Cela faisait 5 longues années qu’on a attendu une suite à l’excellent premier album de The Black Heart Rebellion, quintet flamand qui avait su à l’époque proposer un son post hardcore puissant et racé, unifiant les grondements d’Isis et les envolées de Pelican. A force, on commençait à avoir peur : c’est long, 5 ans. Entretemps, Isis a rendu les armes et le post hardcore est devenu un genre tellement systématique qu’on ne peut que soupirer à l’évocation du style. Bien sûr, on continue à aimer des groupes comme Russian Circles, mais désormais la formule est bien (trop) rodée.

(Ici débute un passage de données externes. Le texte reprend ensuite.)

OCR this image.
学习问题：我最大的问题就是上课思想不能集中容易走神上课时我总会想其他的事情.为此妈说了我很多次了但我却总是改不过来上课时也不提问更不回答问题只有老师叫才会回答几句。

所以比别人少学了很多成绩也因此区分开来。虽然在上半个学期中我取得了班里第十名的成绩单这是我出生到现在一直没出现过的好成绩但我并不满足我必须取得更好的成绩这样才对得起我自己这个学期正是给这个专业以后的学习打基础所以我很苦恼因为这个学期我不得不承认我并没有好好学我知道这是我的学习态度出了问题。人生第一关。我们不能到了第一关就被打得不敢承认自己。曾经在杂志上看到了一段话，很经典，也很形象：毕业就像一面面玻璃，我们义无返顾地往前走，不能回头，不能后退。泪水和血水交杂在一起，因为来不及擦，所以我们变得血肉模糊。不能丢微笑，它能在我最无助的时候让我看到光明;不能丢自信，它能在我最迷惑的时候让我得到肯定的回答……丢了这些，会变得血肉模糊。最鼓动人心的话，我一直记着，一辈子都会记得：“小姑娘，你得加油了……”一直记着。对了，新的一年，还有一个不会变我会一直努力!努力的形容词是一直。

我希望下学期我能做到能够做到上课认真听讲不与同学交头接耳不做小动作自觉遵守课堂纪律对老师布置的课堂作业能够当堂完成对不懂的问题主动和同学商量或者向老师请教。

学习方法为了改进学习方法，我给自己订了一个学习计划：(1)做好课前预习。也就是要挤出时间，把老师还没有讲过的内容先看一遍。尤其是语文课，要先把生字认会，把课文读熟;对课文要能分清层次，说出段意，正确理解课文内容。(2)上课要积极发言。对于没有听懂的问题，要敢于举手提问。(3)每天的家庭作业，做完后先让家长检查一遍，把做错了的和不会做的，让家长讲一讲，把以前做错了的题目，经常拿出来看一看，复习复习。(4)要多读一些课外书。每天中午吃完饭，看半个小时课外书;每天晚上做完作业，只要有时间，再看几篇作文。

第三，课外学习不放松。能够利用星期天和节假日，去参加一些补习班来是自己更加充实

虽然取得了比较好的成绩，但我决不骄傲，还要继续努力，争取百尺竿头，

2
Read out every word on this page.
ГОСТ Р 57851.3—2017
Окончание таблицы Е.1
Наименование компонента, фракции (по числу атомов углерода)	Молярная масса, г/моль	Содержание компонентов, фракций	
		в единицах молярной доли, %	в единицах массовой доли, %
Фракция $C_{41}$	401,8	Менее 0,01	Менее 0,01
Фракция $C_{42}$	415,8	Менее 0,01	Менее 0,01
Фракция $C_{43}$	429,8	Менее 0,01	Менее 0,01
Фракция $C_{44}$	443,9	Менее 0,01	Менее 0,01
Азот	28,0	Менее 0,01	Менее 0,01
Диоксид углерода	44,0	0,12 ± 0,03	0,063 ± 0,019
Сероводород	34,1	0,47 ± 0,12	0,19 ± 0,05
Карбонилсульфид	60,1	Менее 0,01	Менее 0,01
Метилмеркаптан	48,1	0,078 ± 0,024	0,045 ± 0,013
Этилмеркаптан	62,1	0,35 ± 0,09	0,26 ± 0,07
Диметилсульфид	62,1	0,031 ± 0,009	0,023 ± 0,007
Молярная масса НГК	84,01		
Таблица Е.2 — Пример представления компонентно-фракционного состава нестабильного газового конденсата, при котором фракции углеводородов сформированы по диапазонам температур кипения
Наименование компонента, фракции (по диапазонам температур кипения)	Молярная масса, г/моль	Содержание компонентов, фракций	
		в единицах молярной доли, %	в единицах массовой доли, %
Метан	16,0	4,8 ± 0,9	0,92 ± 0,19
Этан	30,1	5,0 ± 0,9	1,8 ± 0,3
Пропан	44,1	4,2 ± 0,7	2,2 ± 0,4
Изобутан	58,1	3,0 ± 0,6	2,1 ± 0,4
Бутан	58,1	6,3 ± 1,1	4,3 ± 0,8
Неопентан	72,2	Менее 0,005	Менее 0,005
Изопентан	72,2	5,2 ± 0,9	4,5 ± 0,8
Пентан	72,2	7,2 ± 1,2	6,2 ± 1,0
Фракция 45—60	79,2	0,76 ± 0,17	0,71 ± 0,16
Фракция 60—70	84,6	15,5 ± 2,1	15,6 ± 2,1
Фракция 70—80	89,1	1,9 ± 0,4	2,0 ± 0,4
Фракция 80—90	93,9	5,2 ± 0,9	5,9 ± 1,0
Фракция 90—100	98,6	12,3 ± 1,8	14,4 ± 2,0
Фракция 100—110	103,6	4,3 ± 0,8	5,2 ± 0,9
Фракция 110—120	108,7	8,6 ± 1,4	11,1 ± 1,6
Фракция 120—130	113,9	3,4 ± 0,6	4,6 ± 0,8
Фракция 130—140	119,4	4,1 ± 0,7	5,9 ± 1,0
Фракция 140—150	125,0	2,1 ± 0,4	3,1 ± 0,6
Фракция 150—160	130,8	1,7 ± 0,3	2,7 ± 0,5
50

Les belges semblent avoir fait le même constat que nous et ont orienté leur album tant couvé dans une autre direction. Ils ont privilégié les ambiances oppressantes aux saturations bodybuildés, préféré les voix possédées aux hurlements gutturaux. Plus post rock, dira l’amoureux des étiquettes. Sans doute marqués par leur amitié avec AmenRa, les cinq musiciens jouent désormais moins sur la virtuosité et compte sur leur inventivité en terme de percussions et leur aptitude à tordre les sons pour mieux marquer l’auditeur – On n’oubliera effectivement pas de sitôt les clochettes bizarres de Avraham, la guitare halluciné de Animalesque, le banjo terrifiant de Into the Land of Another ou les tomes tribales du dénouement de Crawling low and eating dust. D’ailleurs, si la Belgique avait une équipe de rugby digne de ce nom, elle aurait fait de Avraham son Haka. Déroutant, sombre et inoubliable.

La réussite n’est pourtant pas totale, car à force de tout miser sur l’ambiance et l’oppression sonore, on en oublie de faire des chansons. Bien sûr, les amateurs de musiques de film comme celle Valhalla Rising seront aux anges, et on sent une légère patte à la Morricone sur le bien bon Gold and Myrrh, mais cet album n’a pas été pensé pour accompagner quoique ce soit – C’est bien le problème. On se retrouve de longues plages quasi bruitistes, éthérées et dépourvue de mélodies sur un bon tiers du disque. C’est probablement voulu, mais l’impression finale sur ces titres est assez mitigée.

Malgré cela, on appréciera Har Nevo pour son ambiance très travaillée, ses bonnes idées et sa prise de risque étant donné l’écart avec le son du premier album Monologue.